Anaokulu çağındaki çocuklar dondurucu İskandinav soğuklarında ormanda eğitim görüyor

"Okula gittikleri zaman bir parça kağıt ve kalemle oturacaklar ama bizce burası daha eğlenceli"

Çocuklar, kuşları doğada bizzat görüp kitaptaki çizimlerle karşılaştırıyor (AFP)
Çocuklar, kuşları doğada bizzat görüp kitaptaki çizimlerle karşılaştırıyor (AFP)
TT

Anaokulu çağındaki çocuklar dondurucu İskandinav soğuklarında ormanda eğitim görüyor

Çocuklar, kuşları doğada bizzat görüp kitaptaki çizimlerle karşılaştırıyor (AFP)
Çocuklar, kuşları doğada bizzat görüp kitaptaki çizimlerle karşılaştırıyor (AFP)

İsveç ve Danimarka'da 6 yaşından itibaren eğitim zorunlu. Ancak örgün eğitime gelene kadar, pek çok çocuk anaokulu ve kreşlere gidiyor. Popüler seçeneklerden biriyse miniklerin ormanlarda doğayı tanıdığı açıkhava kreşleri. 
Buralarda kışın ortasında yağmur çamur demeden, kar yağsa bile eğitim görüyorlar. Doğa kendini tanıtarak çocukları eğitiyor bile denebilir.
İsveç'in başkenti Stokholm yakınlarındaki Solna'daki karla kaplı bir ormanda serdikleri brandanın üzerine oturan Agnes ve hepsi 5 yaş civarında olan arkadaşları buldukları sopaları sıralıyor.

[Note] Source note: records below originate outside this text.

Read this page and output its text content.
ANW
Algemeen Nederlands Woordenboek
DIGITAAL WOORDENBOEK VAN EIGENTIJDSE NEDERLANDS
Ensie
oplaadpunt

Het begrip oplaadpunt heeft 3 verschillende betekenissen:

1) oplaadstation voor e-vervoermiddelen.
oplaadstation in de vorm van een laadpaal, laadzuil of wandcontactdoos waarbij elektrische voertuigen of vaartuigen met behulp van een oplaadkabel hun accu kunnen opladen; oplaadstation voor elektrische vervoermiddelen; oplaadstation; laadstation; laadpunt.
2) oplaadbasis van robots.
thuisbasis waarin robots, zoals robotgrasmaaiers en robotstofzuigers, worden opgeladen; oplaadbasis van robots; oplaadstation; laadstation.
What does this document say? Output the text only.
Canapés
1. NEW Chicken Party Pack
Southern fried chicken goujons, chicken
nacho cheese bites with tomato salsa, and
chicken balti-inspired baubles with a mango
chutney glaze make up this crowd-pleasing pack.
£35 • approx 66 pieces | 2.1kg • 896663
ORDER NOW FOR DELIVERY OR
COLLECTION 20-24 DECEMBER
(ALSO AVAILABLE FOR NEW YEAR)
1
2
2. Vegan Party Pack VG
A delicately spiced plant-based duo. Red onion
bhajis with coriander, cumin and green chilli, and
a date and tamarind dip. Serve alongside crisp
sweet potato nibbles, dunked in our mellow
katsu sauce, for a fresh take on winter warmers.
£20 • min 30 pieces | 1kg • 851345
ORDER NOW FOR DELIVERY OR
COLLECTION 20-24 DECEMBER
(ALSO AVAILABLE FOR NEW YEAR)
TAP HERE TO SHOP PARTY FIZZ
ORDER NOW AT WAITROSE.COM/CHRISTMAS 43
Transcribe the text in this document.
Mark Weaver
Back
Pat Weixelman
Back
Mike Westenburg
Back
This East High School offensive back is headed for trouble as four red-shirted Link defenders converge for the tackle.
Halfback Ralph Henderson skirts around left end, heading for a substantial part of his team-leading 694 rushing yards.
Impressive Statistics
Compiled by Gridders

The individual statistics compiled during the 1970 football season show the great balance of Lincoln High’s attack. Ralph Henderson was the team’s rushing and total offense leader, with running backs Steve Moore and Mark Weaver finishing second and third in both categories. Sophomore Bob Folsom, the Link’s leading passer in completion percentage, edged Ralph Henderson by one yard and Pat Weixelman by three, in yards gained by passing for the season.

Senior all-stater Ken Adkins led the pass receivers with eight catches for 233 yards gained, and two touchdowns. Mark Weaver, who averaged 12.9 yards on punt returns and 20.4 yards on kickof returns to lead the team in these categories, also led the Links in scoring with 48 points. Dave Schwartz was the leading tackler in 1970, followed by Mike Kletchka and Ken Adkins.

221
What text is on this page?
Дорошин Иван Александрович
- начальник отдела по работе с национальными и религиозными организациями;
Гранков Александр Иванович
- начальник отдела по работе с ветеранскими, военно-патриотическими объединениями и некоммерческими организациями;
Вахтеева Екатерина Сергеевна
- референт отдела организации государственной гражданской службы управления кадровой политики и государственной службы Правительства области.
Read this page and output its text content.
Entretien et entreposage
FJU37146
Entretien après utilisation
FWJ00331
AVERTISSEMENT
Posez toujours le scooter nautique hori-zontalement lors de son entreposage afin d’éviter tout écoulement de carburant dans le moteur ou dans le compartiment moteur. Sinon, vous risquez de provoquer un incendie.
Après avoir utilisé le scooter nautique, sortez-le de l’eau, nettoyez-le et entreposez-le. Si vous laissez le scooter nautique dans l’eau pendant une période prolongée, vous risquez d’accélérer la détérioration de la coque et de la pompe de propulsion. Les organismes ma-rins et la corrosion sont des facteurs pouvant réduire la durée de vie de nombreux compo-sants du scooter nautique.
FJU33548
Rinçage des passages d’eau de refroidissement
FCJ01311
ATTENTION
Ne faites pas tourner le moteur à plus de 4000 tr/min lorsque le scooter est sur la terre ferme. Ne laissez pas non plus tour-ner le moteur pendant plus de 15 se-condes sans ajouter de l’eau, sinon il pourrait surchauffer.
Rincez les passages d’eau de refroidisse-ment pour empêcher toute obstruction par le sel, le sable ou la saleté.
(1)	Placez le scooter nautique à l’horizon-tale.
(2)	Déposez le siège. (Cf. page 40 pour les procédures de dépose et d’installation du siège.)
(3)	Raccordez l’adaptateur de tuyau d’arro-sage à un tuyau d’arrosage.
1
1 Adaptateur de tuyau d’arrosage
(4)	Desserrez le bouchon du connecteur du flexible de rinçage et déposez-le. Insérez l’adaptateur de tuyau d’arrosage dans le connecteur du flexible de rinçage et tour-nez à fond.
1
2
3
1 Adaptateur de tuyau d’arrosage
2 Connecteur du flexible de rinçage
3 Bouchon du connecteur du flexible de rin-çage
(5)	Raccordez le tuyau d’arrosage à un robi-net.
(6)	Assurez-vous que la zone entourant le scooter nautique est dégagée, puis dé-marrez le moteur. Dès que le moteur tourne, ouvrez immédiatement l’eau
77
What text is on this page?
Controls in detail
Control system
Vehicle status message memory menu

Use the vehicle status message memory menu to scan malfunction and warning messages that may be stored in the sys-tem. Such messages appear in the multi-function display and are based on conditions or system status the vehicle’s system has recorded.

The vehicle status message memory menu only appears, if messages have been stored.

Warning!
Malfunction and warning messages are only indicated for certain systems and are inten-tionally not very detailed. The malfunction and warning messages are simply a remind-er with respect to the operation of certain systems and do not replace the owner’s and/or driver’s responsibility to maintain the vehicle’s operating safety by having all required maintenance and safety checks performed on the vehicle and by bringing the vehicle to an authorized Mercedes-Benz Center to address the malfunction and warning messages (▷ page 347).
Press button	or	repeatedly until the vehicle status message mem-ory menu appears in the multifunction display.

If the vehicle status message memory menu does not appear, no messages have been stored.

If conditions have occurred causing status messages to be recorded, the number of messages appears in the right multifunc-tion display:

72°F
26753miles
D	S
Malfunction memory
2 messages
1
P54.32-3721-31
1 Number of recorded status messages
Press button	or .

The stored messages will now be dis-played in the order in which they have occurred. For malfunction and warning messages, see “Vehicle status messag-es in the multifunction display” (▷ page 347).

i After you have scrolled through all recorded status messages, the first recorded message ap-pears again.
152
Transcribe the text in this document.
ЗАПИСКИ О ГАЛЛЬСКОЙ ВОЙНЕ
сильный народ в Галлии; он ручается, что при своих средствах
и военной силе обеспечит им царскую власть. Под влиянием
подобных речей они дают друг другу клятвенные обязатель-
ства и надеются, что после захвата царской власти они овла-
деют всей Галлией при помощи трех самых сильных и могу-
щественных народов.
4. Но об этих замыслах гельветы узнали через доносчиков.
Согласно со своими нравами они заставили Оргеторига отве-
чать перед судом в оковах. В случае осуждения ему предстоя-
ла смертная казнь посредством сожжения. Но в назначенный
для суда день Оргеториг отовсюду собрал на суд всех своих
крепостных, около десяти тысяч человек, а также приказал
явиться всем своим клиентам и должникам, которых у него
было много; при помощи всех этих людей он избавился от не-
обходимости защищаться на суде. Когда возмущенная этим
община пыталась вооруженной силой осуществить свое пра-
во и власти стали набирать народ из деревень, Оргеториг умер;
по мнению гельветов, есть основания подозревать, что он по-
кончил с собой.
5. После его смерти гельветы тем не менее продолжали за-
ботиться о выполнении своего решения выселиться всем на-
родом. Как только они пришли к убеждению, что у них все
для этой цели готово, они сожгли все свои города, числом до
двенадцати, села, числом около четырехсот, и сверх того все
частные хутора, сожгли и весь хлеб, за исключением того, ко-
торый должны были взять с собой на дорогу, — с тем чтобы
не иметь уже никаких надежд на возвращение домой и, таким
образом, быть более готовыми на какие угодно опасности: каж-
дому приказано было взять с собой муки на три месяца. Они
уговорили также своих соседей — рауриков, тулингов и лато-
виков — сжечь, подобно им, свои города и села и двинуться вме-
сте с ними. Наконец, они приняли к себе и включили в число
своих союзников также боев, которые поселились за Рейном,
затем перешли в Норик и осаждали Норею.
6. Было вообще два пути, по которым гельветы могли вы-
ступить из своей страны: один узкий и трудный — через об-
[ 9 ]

Öğretmenleri Lisa Bystrom, "Bu odun parçalarını doğada bulabileceğiniz herhangi bir şeyle hesap yapılabileceğini göstermek için kullanıyoruz" diyor:
"Okula gittikleri zaman bir parça kağıt ve kalemle oturacaklar ama bizce burası daha eğlenceli."
Kendi kızının da böyle bir eğitim görmesini sağladığını belirten eğitmenlerden Andreas Pegado, "Günümüzün teknolojisi pek çok şeye egemen oldu, bu yüzden ufak yaşlardan itibaren doğada olarak nasıl ona saygı duyulacağını ve davranılacağını öğrenmek önemli" ifadesini kullanıyor.
İki yaşındakiler ve daha küçükler, yemekten sonra bir tentenin altındaki uyku tulumlarında şekerleme yapıyor, hem de hava sıcaklığı sıfır derecenin altına düşse bile. 
Ur & Skur adlı anaokulunun sahibi Johanna Karlsson, "Çok fazla temiz hava aldıkları için daha uzun ve daha iyi uyuyorlar" diye açıklıyor. 
Komşu Danirmarka'da da pek çok kreş, çocukları "orman otobüsüne" bindirip asfalttan doğaya bırakıyor. 
Her gün Stenurten anaokulundan bir grup, şehir merkezinden 30 dakika yol gidip ormana varıyor. Başkent Kopenhag'da bunu uygulayan 78 tane benzer kurum var.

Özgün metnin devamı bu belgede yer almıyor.